Когда очередь дошла до моего ордера и я протянул к нему руку, юноша остановил ее на полпути и сказал голосом звонким и непреклонным:
– Зачем едете?
– Для постановки моей революционной пьесы.
Тогда юноша запечатал ордер в конверт и конверт, а с ним и меня вручил некоему человеку с винтовкой, молвив:
– В особый отдел.
– А зачем? – спросил я.
На что юноша не ответил.
Очень яркое солнце (это единственное, что есть хорошего во Владикавказе) освещало меня, пока я шел по мостовой, имея по левую руку от себя человека с винтовкой. Он решил развлечь меня разговором и сказал:
– Сейчас через базар будем проходить, так ты не вздумай побежать. Грех выйдет.
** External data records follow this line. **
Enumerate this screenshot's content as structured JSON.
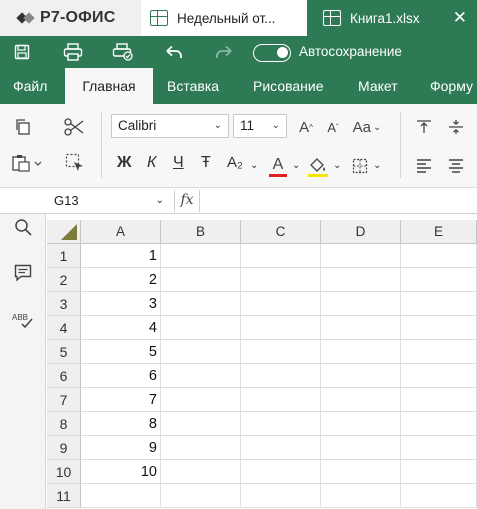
{
  "app": {
    "logo_text": "Р7-ОФИС"
  },
  "tabs": [
    {
      "label": "Недельный от...",
      "icon": "spreadsheet-icon"
    },
    {
      "label": "Книга1.xlsx",
      "icon": "spreadsheet-icon",
      "active": true
    }
  ],
  "quick_access": {
    "autosave_label": "Автосохранение",
    "autosave_on": true
  },
  "menu": [
    "Файл",
    "Главная",
    "Вставка",
    "Рисование",
    "Макет",
    "Форму"
  ],
  "ribbon": {
    "font_name": "Calibri",
    "font_size": "11",
    "bold": "Ж",
    "italic": "К",
    "underline": "Ч",
    "strike": "Ŧ",
    "subscript": "A₂",
    "font_color_letter": "A",
    "font_color": "#e02020",
    "fill_color": "#f2e600"
  },
  "formula_bar": {
    "cell_ref": "G13",
    "fx": "fx",
    "formula": ""
  },
  "sheet": {
    "columns": [
      "A",
      "B",
      "C",
      "D",
      "E"
    ],
    "rows": [
      {
        "num": "1",
        "a": "1"
      },
      {
        "num": "2",
        "a": "2"
      },
      {
        "num": "3",
        "a": "3"
      },
      {
        "num": "4",
        "a": "4"
      },
      {
        "num": "5",
        "a": "5"
      },
      {
        "num": "6",
        "a": "6"
      },
      {
        "num": "7",
        "a": "7"
      },
      {
        "num": "8",
        "a": "8"
      },
      {
        "num": "9",
        "a": "9"
      },
      {
        "num": "10",
        "a": "10"
      },
      {
        "num": "11",
        "a": ""
      }
    ]
  },
  "colors": {
    "brand": "#2e7a55",
    "ribbon_bg": "#f7f7f7",
    "header_bg": "#efefef"
  }
}
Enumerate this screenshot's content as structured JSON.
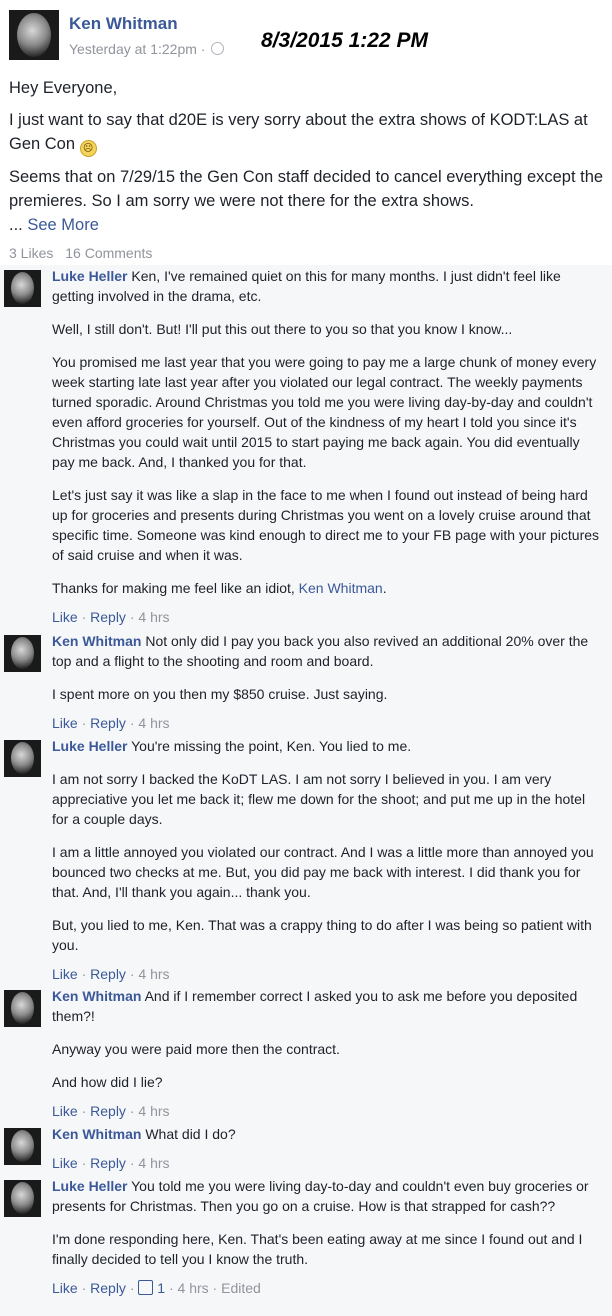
{
  "post": {
    "author": "Ken Whitman",
    "time": "Yesterday at 1:22pm",
    "separator": "·",
    "timestamp_overlay": "8/3/2015 1:22 PM",
    "greeting": "Hey Everyone,",
    "line1": "I just want to say that d20E is very sorry about the extra shows of KODT:LAS at Gen Con",
    "line2": "Seems that on 7/29/15 the Gen Con staff decided to cancel everything except the premieres. So I am sorry we were not there for the extra shows.",
    "ellipsis": "...",
    "see_more": "See More",
    "likes": "3 Likes",
    "comments_count": "16 Comments"
  },
  "comments": [
    {
      "name": "Luke Heller",
      "paragraphs": [
        "Ken, I've remained quiet on this for many months. I just didn't feel like getting involved in the drama, etc.",
        "Well, I still don't. But! I'll put this out there to you so that you know I know...",
        "You promised me last year that you were going to pay me a large chunk of money every week starting late last year after you violated our legal contract. The weekly payments turned sporadic. Around Christmas you told me you were living day-by-day and couldn't even afford groceries for yourself. Out of the kindness of my heart I told you since it's Christmas you could wait until 2015 to start paying me back again. You did eventually pay me back. And, I thanked you for that.",
        "Let's just say it was like a slap in the face to me when I found out instead of being hard up for groceries and presents during Christmas you went on a lovely cruise around that specific time. Someone was kind enough to direct me to your FB page with your pictures of said cruise and when it was.",
        "Thanks for making me feel like an idiot,"
      ],
      "mention": "Ken Whitman",
      "like": "Like",
      "reply": "Reply",
      "time": "4 hrs"
    },
    {
      "name": "Ken Whitman",
      "paragraphs": [
        "Not only did I pay you back you also revived an additional 20% over the top and a flight to the shooting and room and board.",
        "I spent more on you then my $850 cruise. Just saying."
      ],
      "like": "Like",
      "reply": "Reply",
      "time": "4 hrs"
    },
    {
      "name": "Luke Heller",
      "paragraphs": [
        "You're missing the point, Ken. You lied to me.",
        "I am not sorry I backed the KoDT LAS. I am not sorry I believed in you. I am very appreciative you let me back it; flew me down for the shoot; and put me up in the hotel for a couple days.",
        "I am a little annoyed you violated our contract. And I was a little more than annoyed you bounced two checks at me. But, you did pay me back with interest. I did thank you for that. And, I'll thank you again... thank you.",
        "But, you lied to me, Ken. That was a crappy thing to do after I was being so patient with you."
      ],
      "like": "Like",
      "reply": "Reply",
      "time": "4 hrs"
    },
    {
      "name": "Ken Whitman",
      "paragraphs": [
        "And if I remember correct I asked you to ask me before you deposited them?!",
        "Anyway you were paid more then the contract.",
        "And how did I lie?"
      ],
      "like": "Like",
      "reply": "Reply",
      "time": "4 hrs"
    },
    {
      "name": "Ken Whitman",
      "paragraphs": [
        "What did I do?"
      ],
      "like": "Like",
      "reply": "Reply",
      "time": "4 hrs"
    },
    {
      "name": "Luke Heller",
      "paragraphs": [
        "You told me you were living day-to-day and couldn't even buy groceries or presents for Christmas. Then you go on a cruise. How is that strapped for cash??",
        "I'm done responding here, Ken. That's been eating away at me since I found out and I finally decided to tell you I know the truth."
      ],
      "like": "Like",
      "reply": "Reply",
      "reaction_count": "1",
      "time": "4 hrs",
      "edited": "Edited"
    }
  ],
  "sep": "·"
}
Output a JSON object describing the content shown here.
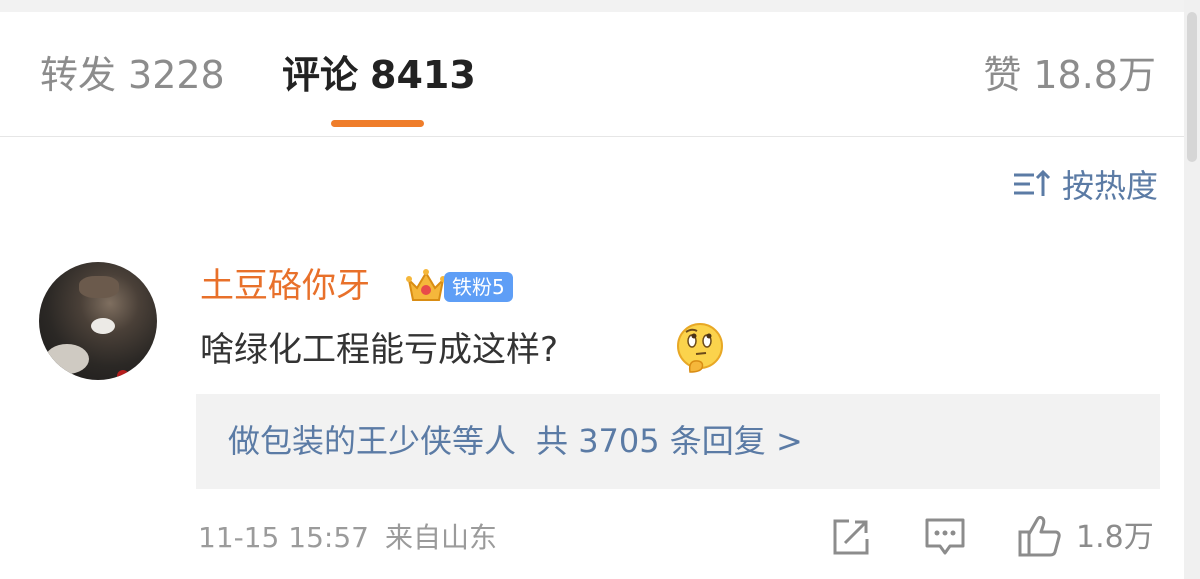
{
  "tabs": {
    "repost": {
      "label": "转发",
      "count": "3228"
    },
    "comment": {
      "label": "评论",
      "count": "8413"
    },
    "like": {
      "label": "赞",
      "count": "18.8万"
    }
  },
  "sort": {
    "label": "按热度",
    "icon": "sort-icon"
  },
  "comment": {
    "username": "土豆硌你牙",
    "fan_badge": "铁粉5",
    "text": "啥绿化工程能亏成这样?",
    "emoji": "thinking-face",
    "replies": {
      "names": "做包装的王少侠等人",
      "summary": "共 3705 条回复 >"
    },
    "timestamp": "11-15 15:57",
    "source": "来自山东",
    "like_count": "1.8万"
  },
  "colors": {
    "accent": "#ef7d2a",
    "username": "#e8702a",
    "link": "#5b7ba5",
    "badge": "#5e9ef6"
  }
}
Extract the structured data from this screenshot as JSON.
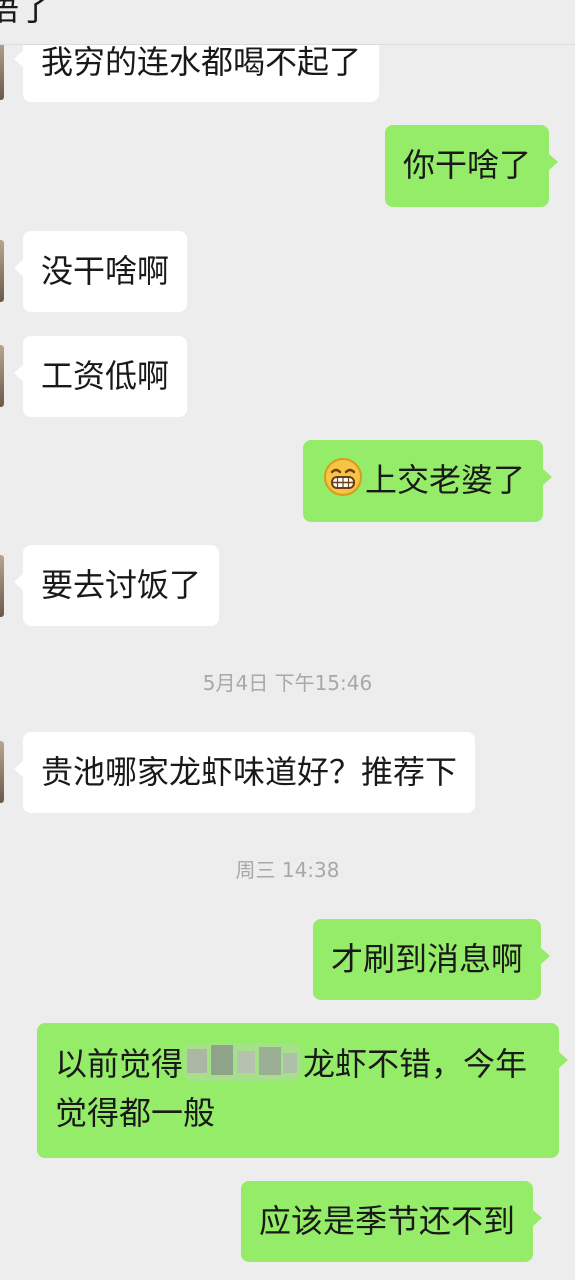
{
  "header": {
    "title": "语了"
  },
  "messages": [
    {
      "side": "in",
      "text": "我穷的连水都喝不起了"
    },
    {
      "side": "out",
      "text": "你干啥了"
    },
    {
      "side": "in",
      "text": "没干啥啊"
    },
    {
      "side": "in",
      "text": "工资低啊"
    },
    {
      "side": "out",
      "text": "上交老婆了",
      "emoji": "grinning-face-emoji"
    },
    {
      "side": "in",
      "text": "要去讨饭了"
    },
    {
      "side": "time",
      "text": "5月4日 下午15:46"
    },
    {
      "side": "in",
      "text": "贵池哪家龙虾味道好？推荐下"
    },
    {
      "side": "time",
      "text": "周三 14:38"
    },
    {
      "side": "out",
      "text": "才刷到消息啊"
    },
    {
      "side": "out",
      "text_before": "以前觉得",
      "redacted": true,
      "text_after": "龙虾不错，今年觉得都一般"
    },
    {
      "side": "out",
      "text": "应该是季节还不到"
    }
  ],
  "colors": {
    "background": "#ededed",
    "incoming_bubble": "#ffffff",
    "outgoing_bubble": "#95ec69",
    "timestamp_text": "#a8a8a8"
  }
}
– Если бы вы даже упрашивали меня сделать это, я не сделаю, – ответил я совершенно искренно.
И угостил его папиросой.
Дружески покуривая, мы пришли в особый отдел. Я бегло, проходя через двор, припомнил все свои преступления. Оказалось – три.
1) В 1907 году, получив 1 р. 50 коп. на покупку физики Краевича, истратил их на кинематограф.
2) В 1913 г. женился, вопреки воле матери.
3) В 1921 г. написал этот знаменитый фельетон.
Пьеса? Но, позвольте, может, пьеса вовсе не криминал? А наоборот.
Для сведения лиц, не бывавших в особом отделе: большая комната с ковром на полу, огромнейший, невероятных размеров письменный стол, восемь различных конструкций телефонных аппаратов, к ним шнурки зеленого, оранжевого и серого цвета и за столом маленький человек в военной форме, с очень симпатичным лицом.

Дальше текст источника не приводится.